A top Indian official who was closely involved in negotiating the 2017 Doklam standoff between New Delhi and Beijing has warned that the upcoming Chinese road on the Doklam Plateau will enable the People’s Liberation Army (PLA) to reach the Siliguri foothills and threaten India’s “chicken-neck” corridor.
“Actually, once this road finally comes up, they will totally outflank Jampheri and can reach the Siliguri foothills. The Chinese must be stopped somehow”, the official, who was one of India’s lead negotiators during the 2017 standoff, told Sputnik.
“Only solution is if we, as India, are able to create new JCPs (Joint Check Posts) to block this road construction progression towards the Siliguri plains. The JCP will be led by Indian Army troops in Bhutan under an agreement”, the official reckoned.
He complained that even though New Delhi has been able to convince Thimpu about the need for setting up a joint border outpost on the Doklam Plateau during the two-month long crisis in 2017, “little has been done” since.
“The Chinese had stopped during the Doklam crisis. However, we do not have options to stop them when they carry on with road advancement”, he said.

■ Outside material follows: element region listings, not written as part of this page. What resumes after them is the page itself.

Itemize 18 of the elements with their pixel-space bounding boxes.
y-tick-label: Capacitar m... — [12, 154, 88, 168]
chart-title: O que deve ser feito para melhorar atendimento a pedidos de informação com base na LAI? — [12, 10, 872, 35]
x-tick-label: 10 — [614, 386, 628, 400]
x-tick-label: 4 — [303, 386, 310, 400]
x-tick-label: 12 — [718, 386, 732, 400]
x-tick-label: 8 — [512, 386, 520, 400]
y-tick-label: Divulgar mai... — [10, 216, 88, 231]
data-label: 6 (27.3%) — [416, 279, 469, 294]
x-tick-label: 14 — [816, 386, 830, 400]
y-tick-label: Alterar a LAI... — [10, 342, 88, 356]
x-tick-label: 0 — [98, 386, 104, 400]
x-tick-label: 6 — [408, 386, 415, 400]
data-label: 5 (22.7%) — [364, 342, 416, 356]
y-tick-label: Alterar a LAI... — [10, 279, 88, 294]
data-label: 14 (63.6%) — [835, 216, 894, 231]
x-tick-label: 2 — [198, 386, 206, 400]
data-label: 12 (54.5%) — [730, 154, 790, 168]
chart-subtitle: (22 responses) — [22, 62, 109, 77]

The Indian official expressed concern that reports of a new Chinese village near the Doklam Plateau and those of a new Chinese road on what is official Bhutanese territory could be “linked to a larger boundary agreement between China and Bhutan”.
“The Chinese seem to be bargaining for Doklam vis-a-vis a northern disputed portion in Bhutan. Bhutan also perceives the northern portion as more critical for its survival against Chinese demographic invasion. As far as India is concerned, the Doklam portion is more sensitive”, he said.
The ridge is said to overlook India’s “chicken-neck” corridor, a narrow strip of land crucial from the perspective of national security since it connects India’s western states to the north-eastern region.
Sensing a threat, Indian troops crossed over into Bhutan and prevented Chinese workers from carrying out their road construction activity.
According to a 1949 treaty between Bhutan and India, New Delhi has to guide its land-locked Himalayan neighbour on matters of foreign policy and defence.
However, reports of a new Chinese road around the 2017 face-off site have led to renewed fears about Beijing’s intentions in India's security establishment, said the official.
“As I said, Bhutan and China might be negotiating a land swap deal without India’s knowledge”, indicated the official, referring to a statement by Thimpu’s envoy to New Delhi, Major General Vetsop Namgyel, who last week denied the presence of a Chinese village in Bhutan.
The Bhutanese ambassador’s denial, however, has been questioned by experts, who have drawn on images obtained from satellites to reinforce claims of Chinese construction activity.
The reported village and road near the eastern flank of the Sino-India border comes at a time when the two armies are already engaged in a months-long faceoff in eastern Ladakh, which is located at the western section of the disputed border between the two Asian giants.